The founder of the billion-dollar boutique fund company believes API Funds is the only fund company that “conquers” the efficient frontier with six funds that lie on key points of Harry Markowitz’ famous upward-sloping curve linking the highest expected return for any given level of risk.
So on the low-risk, low-return bottom left corner of the axis investors can find API’s Core Income Fund, then follow the curve upward toward its Income Fund, then Capital Income Fund, Master Allocation Fund, Value Fund and Growth Fund.
And as MPT theory might suggest, at least in steadily rising markets, each of these funds have progressively generated increasingly higher annualized returns compared to their lower-risk siblings over the past five years through Dec. 31, from 2.73% to 11.60%. (The past 10 years, which saw dizzying highs and lows, reshuffled the performance deck, however.)
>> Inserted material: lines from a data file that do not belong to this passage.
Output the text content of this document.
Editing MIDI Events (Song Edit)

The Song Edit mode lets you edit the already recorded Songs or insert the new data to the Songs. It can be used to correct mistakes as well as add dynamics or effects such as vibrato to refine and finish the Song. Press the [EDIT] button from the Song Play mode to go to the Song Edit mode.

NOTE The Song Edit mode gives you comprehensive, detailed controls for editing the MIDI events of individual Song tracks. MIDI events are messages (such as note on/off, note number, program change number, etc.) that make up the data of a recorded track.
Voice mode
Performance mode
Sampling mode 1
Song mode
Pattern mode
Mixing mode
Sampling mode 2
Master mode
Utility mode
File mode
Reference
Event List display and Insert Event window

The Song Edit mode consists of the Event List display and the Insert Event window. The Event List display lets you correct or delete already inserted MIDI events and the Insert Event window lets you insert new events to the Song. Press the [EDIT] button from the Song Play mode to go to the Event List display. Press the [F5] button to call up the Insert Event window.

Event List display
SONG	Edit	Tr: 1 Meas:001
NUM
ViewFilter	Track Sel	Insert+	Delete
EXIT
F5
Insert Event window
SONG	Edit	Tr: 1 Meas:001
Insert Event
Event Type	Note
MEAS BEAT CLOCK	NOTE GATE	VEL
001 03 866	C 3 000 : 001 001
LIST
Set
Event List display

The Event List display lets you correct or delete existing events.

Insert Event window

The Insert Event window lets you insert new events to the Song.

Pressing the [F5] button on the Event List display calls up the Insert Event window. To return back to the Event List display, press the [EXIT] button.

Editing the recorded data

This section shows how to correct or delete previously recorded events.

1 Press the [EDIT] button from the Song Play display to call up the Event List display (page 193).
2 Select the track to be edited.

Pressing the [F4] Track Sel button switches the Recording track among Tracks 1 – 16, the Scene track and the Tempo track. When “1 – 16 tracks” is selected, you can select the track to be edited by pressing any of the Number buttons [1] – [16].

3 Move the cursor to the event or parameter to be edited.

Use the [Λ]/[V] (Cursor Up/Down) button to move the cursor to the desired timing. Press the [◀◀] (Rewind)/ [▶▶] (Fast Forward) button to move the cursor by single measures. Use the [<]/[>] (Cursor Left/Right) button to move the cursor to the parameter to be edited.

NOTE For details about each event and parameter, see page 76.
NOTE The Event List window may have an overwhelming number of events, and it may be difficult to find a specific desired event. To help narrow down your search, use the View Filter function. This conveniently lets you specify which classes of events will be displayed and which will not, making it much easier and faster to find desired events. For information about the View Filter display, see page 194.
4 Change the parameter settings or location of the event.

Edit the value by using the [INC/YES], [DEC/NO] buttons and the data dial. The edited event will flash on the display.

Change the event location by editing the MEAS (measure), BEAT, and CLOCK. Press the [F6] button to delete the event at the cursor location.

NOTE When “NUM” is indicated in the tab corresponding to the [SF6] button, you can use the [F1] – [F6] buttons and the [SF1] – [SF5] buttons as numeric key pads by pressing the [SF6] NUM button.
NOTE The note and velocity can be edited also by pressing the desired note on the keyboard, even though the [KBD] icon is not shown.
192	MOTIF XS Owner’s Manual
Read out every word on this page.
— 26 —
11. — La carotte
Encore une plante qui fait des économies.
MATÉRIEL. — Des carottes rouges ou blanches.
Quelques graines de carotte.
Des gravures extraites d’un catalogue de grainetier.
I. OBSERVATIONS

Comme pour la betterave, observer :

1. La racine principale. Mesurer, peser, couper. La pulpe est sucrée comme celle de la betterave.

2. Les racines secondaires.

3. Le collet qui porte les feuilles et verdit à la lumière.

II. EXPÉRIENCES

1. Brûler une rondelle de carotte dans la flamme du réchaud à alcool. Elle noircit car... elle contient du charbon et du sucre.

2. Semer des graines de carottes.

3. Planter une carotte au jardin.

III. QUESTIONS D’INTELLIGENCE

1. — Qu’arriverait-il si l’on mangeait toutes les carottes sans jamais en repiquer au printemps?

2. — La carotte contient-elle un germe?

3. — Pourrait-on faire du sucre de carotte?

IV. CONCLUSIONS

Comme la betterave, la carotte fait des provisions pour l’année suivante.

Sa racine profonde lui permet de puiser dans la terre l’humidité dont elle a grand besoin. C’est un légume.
“Our funds are what Markowitz called ‘the balanced whole,’” Basten tells ThinkAdvisor in an interview. “You can adjust your risk by overweighting or underweighting our five funds.” (Note that a sixth fund, API’s Master Allocation Fund, builds a balanced allocation using the other five core funds.)
So how is that different from an investor in any other broadly diversified fund — say, an investor in a broad-market-based passively managed index fund?
“Someone who is extremely conservative could come in and buy 60% Core Income and 20% Income fund and put the remainder in three equity funds, and their risk exposure would be inclusive of emerging markets all the way down to short-term Treasury markets,” he says.
Widows and orphans, in conventional investment industry thinking, don’t go long emerging markets, but correctly implementing efficient markets theory, according to Basten, means that “even our most conservative investor earns a piece of the far end of the efficient frontier.”
The essential argument of Markowitz and efficient markets theorists is that investors can minimize risk and maximize return by not owning too much of anything nor too little of anything.
It’s easy to see how this approach differs from active fund management. As Basten puts it, “most active managers [inherently] exclude large swaths of the market.”
But how again, besides giving Grandma some emerging markets exposure, does API differ from a passively managed index fund? “We’re very much like a passive index fund except we’re actively managed,” Basten explains. “If you look at the individual holdings, you would see as much diversification or more than the most diverse passive index funds.”
“The difference is that active managers for the most part are trying to beat the market,” he continues. “What we are trying to do is to try to get as much of the market into your portfolio as we can to diversify risk down to zero while expanding opportunities, because more is a lot better [than less from an MPT point of view].”
That’s straightforward enough. But Basten’s key insight goes to why an investor might want an actively managed broad-market fund rather than an index fund.
“All passively managed funds are actively managed to some extent,” Basten says. “They delete funds that get bought out or [otherwise no longer meet their index standards]; passive is always updating their portfolios; we supercharge that update one [security] at a time, as best we can. We would be always open to that next best idea that comes into our research.”